Colonies de vacances et camping… une certaine idée du voyage des 60’s / 70’s… Photo D.-R.

En 2019, seul un quart des enfants âgés de 7 à 12 ans a déjà vécu cette expérience. Toutes les catégories sociales n’y ont pas aussi facilement accès : les enfants des catégories populaires partent moins en “colo” que les enfants des catégories socio-professionnelles supérieures. Certains s’inquiètent d’ailleurs de la mutation que connaît cet ultime bastion du brassage social (comme c’est aussi le cas des campings).

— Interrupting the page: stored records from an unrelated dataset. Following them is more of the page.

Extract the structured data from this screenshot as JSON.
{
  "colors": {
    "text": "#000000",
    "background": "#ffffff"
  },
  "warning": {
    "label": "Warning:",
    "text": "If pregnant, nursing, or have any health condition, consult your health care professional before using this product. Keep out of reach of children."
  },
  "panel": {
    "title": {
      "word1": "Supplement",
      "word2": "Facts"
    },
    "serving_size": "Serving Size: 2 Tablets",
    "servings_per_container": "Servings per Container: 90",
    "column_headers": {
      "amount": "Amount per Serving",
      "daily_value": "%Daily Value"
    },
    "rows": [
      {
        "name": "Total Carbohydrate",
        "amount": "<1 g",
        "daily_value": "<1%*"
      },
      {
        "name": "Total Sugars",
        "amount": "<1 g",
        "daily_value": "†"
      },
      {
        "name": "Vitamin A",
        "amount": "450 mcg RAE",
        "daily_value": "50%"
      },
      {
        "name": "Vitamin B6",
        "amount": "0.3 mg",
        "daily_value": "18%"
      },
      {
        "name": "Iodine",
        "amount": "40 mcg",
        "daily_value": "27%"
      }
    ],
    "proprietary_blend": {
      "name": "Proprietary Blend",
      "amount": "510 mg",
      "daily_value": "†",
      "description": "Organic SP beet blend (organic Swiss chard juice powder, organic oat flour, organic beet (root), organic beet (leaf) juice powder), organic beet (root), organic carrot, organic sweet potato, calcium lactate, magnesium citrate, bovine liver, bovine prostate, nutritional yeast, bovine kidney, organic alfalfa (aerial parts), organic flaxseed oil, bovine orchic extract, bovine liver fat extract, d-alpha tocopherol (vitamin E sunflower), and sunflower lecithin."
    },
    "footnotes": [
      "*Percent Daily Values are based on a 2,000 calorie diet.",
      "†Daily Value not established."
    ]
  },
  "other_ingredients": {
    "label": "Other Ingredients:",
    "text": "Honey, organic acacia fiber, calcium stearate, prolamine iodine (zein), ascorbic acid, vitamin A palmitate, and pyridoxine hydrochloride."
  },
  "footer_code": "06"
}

Ainsi, lors de sa Leçon Inaugurale, le 20 juin dernier, Bernard Réau (chaire Tourisme, voyages et loisirs du Cnam) soulignait ” la valeur du temps social spécifique des vacances et du tourisme comme un laboratoire pour l’étude de la transformation des modes de vie, des inégalités sociales dont il est un marqueur, des dangers écologiques qu’il nourrit parfois, et du lieu d’apprentissage et de création dont il est porteur.”

Les vacances, “une urgence sociale”

Bernard Réau a également pris part aux rencontres sur “Le droit aux vacances“, cette année à l’Assemblée nationale, dont les organisateurs soulignaient : “La crise sociale et politique que traverse notre pays a de nouveau fait émerger la question de l’accès aux vacances. Loin d’être accessoire, le départ  ou le non-départ est un marqueur social, caractérisé par de fortes inégalités. Ne pas partir est un signe d’exclusion. À tout âge, le départ en vacances revêt une grande importance pour les Français, qui pour 40 % d’entre eux, en restent privés (…) Les vacances jouent un rôle majeur sur la qualité de vie, les relations familiales… Elles sont aussi créatrices de lien social et favorisent un sentiment d’appartenance. En cela, elles constituent un levier de développement pour les individus, mais également pour les territoires et la société dans son ensemble…”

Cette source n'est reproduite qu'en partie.